Let $X$ and $Y$ be random variables with joint probability mass function $f(x,y) = k \cdot \dfrac {2^{x+y}}{x!y!} $, for $ x, y \in \{ 0, 1, 2, \cdots \} $ and for a positive constant $k$.
How can I derive the marginal probability mass function of $X$? How do I evaluate $k$? Are $X$ and $Y$ independent? Furthermore, how could I derive the probability mass function of $T=X+Y$?
On
Hints:
$e^{z}=\sum_{n=0}^{\infty}\frac{z^{n}}{n!}$
and as a pmf:
$\sum_{x=0}^{\infty}\sum_{y=0}^{\infty}f\left(x,y\right)=1$
Notice that $\sum_{x=0}^{\infty}\sum_{y=0}^{\infty}\frac{2^{x+y}}{x!y!}=\sum_{x=0}^{\infty}\left(\frac{2^{x}}{x!}\sum_{y=0}^{\infty}\frac{2^{y}}{y!}\right)=\sum_{y=0}^{\infty}\frac{2^{y}}{y!}\times\sum_{x=0}^{\infty}\frac{2^{x}}{x!}=...$
You should know $k$ by now, and:
$p_{X}\left(x\right)=\sum_{y=0}^{\infty}f\left(x,y\right)=k\sum_{y=0}^{\infty}\frac{2^{x+y}}{x!y!}=k$$\frac{2^{x}}{x!}\sum_{y=0}^{\infty}\frac{2^{y}}{y!}=...$
For the marginal distribution of $X$, note that $$f_X(x)=\Pr(X=x)=k\frac{2^x}{x!} \sum_{y=0}^\infty \frac{2^y}{y!}.\tag{1}$$ Recall that $e^t$ has Maclaurin series $\sum_{0}^\infty \frac{t^n}{n!}$. Thus we recognize the sum in (1) as $e^2$. So $$f_X(x)=ke^2\frac{2^x}{x!}.$$ Summing again over all $x$, we get $ke^4$. It follows that $k=e^{-4}$ and $$f_X(x)=e^{-2}\frac{2^x}{x!}.$$
The same argument shows that $f_Y(y)=\Pr(Y=y)=e^{-2}\frac{2^y}{y!}$.
If follows that $$f_{X,Y}(x,y)=f_X(x)f_Y(y),$$ and therefore $X$ and $Y$ are independent.
Side comment: The independence follows more simply from the fact that the joint distribution function $f_{X,Y}(x,y)$ factors as a function of $x$ times a function of $y$.
Note that $X$ and $Y$ each have Poisson distribution with parameter $2$.
For the distribution of $X+Y$, we want the distribution of a sum of two independent Poisson random variables with parameter $2$. This sum has Poisson distribution with parameter $4$.
Or else we can compute.

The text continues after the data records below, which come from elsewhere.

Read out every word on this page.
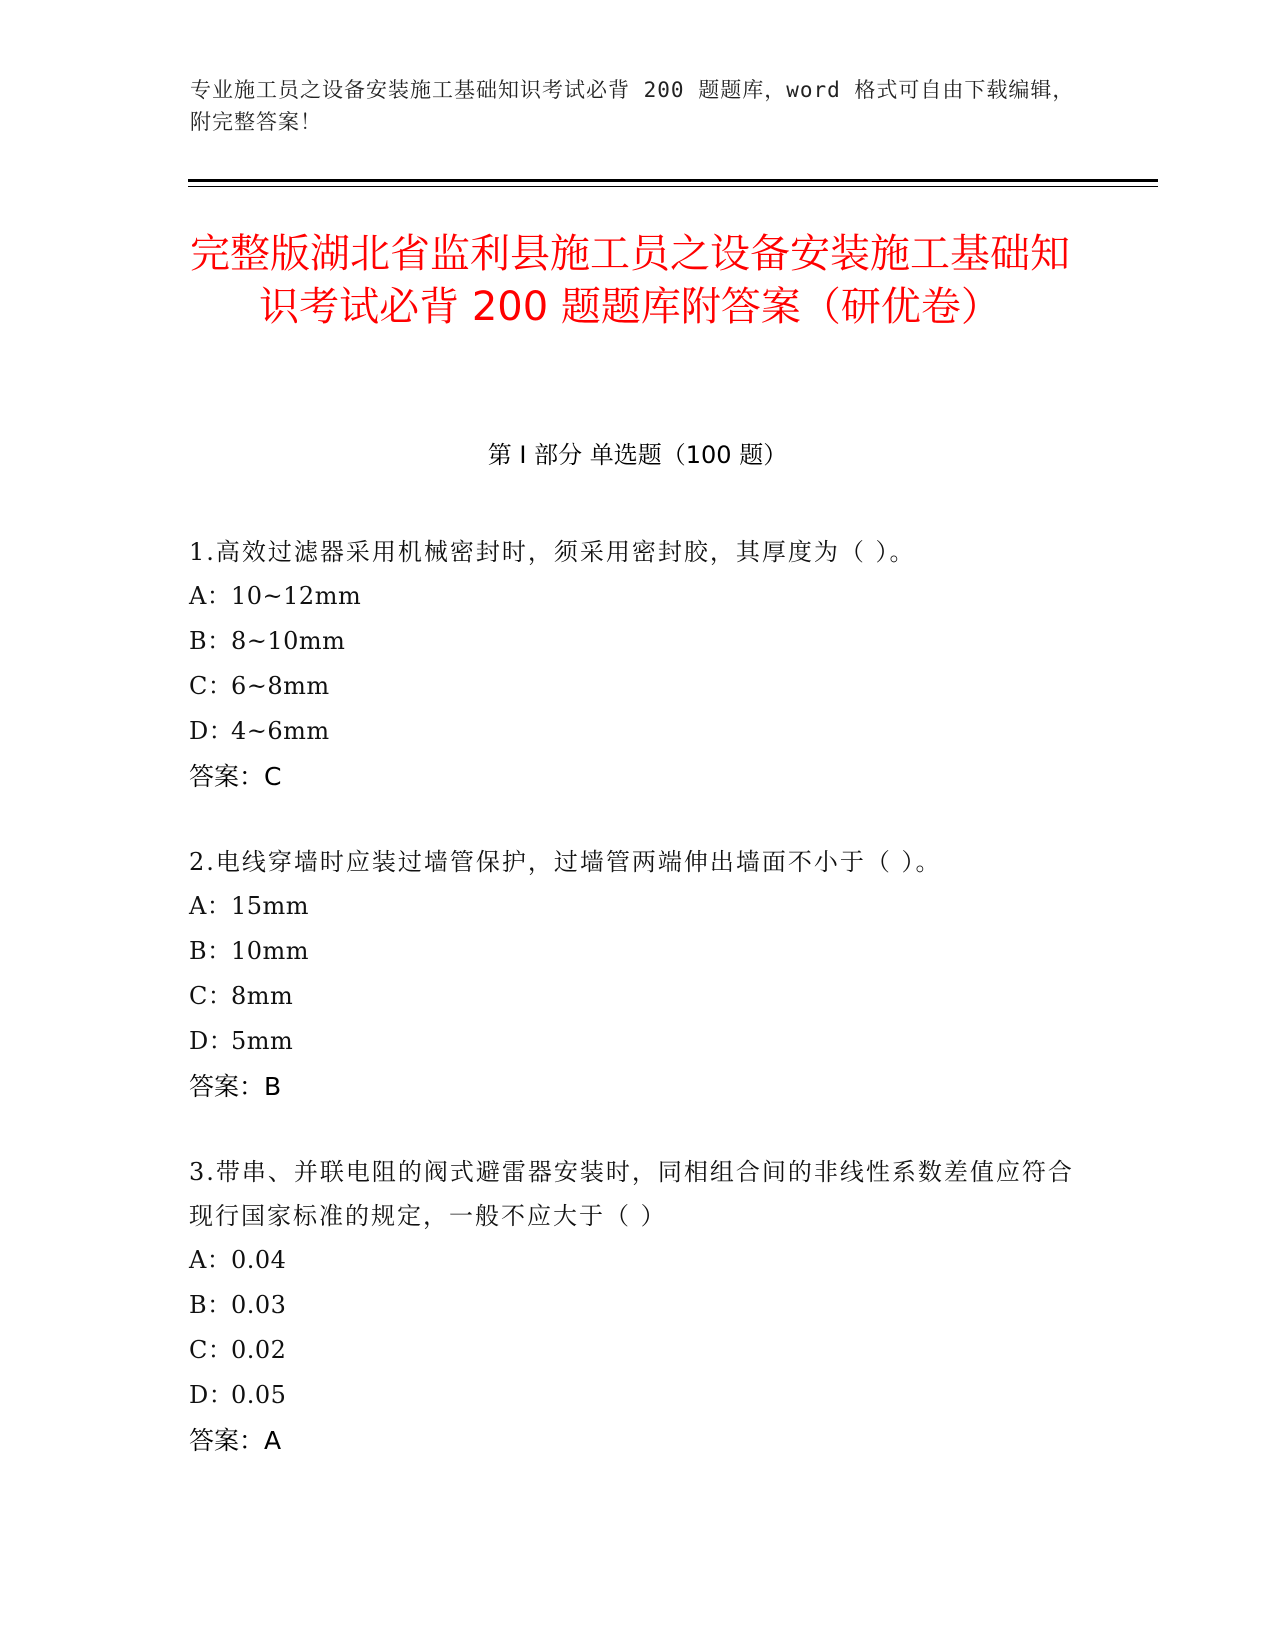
专业施工员之设备安装施工基础知识考试必背 200 题题库，word 格式可自由下载编辑，附完整答案！
完整版湖北省监利县施工员之设备安装施工基础知识考试必背 200 题题库附答案（研优卷）
第 I 部分 单选题（100 题）
1.高效过滤器采用机械密封时，须采用密封胶，其厚度为（ ）。
A：10~12mm
B：8~10mm
C：6~8mm
D：4~6mm
答案：C
2.电线穿墙时应装过墙管保护，过墙管两端伸出墙面不小于（ ）。
A：15mm
B：10mm
C：8mm
D：5mm
答案：B
3.带串、并联电阻的阀式避雷器安装时，同相组合间的非线性系数差值应符合现行国家标准的规定，一般不应大于（ ）
A：0.04
B：0.03
C：0.02
D：0.05
答案：A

Let $W=X+Y$. We want to compute $\Pr(W=w)$. The sum $X+Y$ can be $w$ in various ways: $X=0$, $Y=w$; $X=1$, $Y=w-1$; and so on up to $X=w$, $Y=0$. Thus $$\Pr(W=w)=\sum_{k=0}^w e^{-4} \frac{2^{w}}{k!(w-k)!}.\tag{2}$$ Multiply top and bottom by $w!$, and note that $\frac{w!}{k!(w-k)!}=\binom{w}{k}$. The expression (2) is therefore equal to $$e^{-4}\frac{2^w}{w!}\sum_{k=0}^w \binom{w}{k}.$$ The sum of the binomial coefficients is $2^w$. It follows that $$\Pr(W=w)=e^{-4} \frac{2^{2w}}{w!}.$$ Things look nicer if instead of $2^{2w}$ we write $4^w$.